You'll notice the cost associated with these activities is minimal. Most millionaires understand that real pleasure and satisfaction don't come from the car you drive or the watch you wear, but time spent in enjoyable activities with family, friends and associates.

Yet they aren't misers, especially when it comes to educating their children and grandchildren - or donating to worthy causes. Although they are disciplined savers, the affluent are among the most generous Americans in charitable giving.

They "give" in another important way, too. According to the IRS, the top 1% of America's income earners pay 37% of the entire federal income tax bill. The top 5% pay 57%. The top 10% pay 68%. (The bottom 50% pay less than 4%.) It's a far cry from the populist complaint that the rich "don't pay their fair share."
Just how prevalent are American millionaires?

According to the Spectrum Group, there were 6.7 million U.S. households with a net worth of at least $1 million at the end of 2008. Very few of them won a Grammy, played in the NBA or started a computer company in their garage. Clearly, thrift and modesty - however unfashionable - are still alive in some parts of the country.

So while millions of consumers chase a blinkered image of success - busting their humps for stuff that ends up in landfills, yard sales and thrift shops - disciplined savers and investors are enjoying the freedom, satisfaction and peace of mind that comes from living beneath their means.

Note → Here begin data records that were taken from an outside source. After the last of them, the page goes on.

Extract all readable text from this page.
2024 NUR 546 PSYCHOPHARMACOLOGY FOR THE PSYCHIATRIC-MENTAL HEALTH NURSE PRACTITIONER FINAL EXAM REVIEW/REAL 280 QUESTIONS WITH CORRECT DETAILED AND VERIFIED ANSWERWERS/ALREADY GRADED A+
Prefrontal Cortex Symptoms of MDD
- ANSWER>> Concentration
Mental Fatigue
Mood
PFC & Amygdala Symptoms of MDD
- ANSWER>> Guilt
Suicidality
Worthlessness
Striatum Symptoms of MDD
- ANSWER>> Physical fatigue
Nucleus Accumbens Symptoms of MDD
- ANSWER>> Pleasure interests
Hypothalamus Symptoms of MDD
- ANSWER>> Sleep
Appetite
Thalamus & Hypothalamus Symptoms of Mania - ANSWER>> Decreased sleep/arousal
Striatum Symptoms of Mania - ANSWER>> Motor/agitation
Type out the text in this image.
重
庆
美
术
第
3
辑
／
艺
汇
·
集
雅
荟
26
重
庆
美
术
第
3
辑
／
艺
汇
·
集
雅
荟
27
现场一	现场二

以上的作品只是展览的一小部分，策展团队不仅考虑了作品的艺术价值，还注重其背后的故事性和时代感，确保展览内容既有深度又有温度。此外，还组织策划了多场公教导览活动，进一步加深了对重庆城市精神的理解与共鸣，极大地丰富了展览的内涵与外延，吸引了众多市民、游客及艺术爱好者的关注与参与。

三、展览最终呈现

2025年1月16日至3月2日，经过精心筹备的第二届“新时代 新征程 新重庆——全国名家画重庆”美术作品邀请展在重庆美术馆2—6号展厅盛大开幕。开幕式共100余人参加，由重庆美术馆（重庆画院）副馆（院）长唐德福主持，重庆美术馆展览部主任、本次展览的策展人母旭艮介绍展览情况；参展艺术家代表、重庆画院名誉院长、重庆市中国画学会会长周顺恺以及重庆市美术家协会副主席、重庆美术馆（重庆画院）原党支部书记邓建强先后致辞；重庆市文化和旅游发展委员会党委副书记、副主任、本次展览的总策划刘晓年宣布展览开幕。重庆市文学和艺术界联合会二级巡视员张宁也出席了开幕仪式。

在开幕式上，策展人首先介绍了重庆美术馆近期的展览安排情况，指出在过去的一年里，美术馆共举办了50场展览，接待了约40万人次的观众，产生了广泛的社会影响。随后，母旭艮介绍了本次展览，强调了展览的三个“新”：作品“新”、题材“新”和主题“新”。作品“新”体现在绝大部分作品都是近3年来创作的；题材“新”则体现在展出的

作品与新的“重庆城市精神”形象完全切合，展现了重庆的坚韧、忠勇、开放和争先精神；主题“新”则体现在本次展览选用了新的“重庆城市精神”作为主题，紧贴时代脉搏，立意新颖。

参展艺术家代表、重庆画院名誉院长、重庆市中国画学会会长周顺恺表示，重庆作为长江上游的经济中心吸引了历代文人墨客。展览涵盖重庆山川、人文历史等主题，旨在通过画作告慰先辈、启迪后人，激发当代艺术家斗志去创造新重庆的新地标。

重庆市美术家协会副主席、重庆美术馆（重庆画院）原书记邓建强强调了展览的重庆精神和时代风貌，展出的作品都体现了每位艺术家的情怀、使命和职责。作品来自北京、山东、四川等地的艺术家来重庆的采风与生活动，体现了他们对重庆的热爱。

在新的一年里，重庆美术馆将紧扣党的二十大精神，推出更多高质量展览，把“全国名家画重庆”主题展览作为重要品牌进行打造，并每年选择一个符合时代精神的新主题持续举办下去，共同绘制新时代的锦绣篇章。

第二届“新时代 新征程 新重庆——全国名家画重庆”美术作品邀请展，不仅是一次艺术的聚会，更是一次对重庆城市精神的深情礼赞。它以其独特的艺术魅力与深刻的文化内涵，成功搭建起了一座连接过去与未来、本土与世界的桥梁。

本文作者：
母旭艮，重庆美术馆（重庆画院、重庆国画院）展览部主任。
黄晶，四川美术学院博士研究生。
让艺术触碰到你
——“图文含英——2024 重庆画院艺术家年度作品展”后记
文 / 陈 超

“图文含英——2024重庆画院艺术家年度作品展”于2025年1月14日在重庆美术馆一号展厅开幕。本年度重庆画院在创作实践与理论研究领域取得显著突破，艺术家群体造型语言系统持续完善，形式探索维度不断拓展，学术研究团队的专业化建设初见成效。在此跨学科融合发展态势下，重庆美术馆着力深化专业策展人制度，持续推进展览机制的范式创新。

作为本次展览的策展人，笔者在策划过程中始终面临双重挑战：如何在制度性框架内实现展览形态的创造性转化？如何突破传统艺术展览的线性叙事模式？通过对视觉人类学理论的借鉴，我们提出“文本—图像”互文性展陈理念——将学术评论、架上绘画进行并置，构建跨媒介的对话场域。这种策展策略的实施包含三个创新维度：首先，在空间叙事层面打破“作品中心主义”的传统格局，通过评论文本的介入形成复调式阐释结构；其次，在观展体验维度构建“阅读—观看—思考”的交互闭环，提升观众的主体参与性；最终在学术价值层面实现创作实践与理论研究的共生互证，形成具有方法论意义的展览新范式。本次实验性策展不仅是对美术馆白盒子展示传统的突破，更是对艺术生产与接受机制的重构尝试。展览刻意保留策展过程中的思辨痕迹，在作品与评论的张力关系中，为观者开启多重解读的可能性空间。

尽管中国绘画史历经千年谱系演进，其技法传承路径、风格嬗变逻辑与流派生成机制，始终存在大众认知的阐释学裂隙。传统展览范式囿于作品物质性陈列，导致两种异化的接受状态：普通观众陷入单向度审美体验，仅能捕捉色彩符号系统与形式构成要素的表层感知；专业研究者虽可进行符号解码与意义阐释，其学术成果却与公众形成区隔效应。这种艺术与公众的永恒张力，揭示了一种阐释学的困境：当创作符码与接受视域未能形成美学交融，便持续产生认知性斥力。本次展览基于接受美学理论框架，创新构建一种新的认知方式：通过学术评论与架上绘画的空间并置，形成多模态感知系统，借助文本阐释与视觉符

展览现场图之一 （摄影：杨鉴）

More often than not, these folks are turned on not by consumerism but by personal achievement, industry awards and recognition.

They know that success is not about flaunting your wealth. It's about a sense of accomplishment... and the independence that comes with it. They are able to do what they want, where they want, with whom they want.

They may not be smarter than you, but they do know something priceless:

It's how we spend ourselves - not our money - that makes us rich.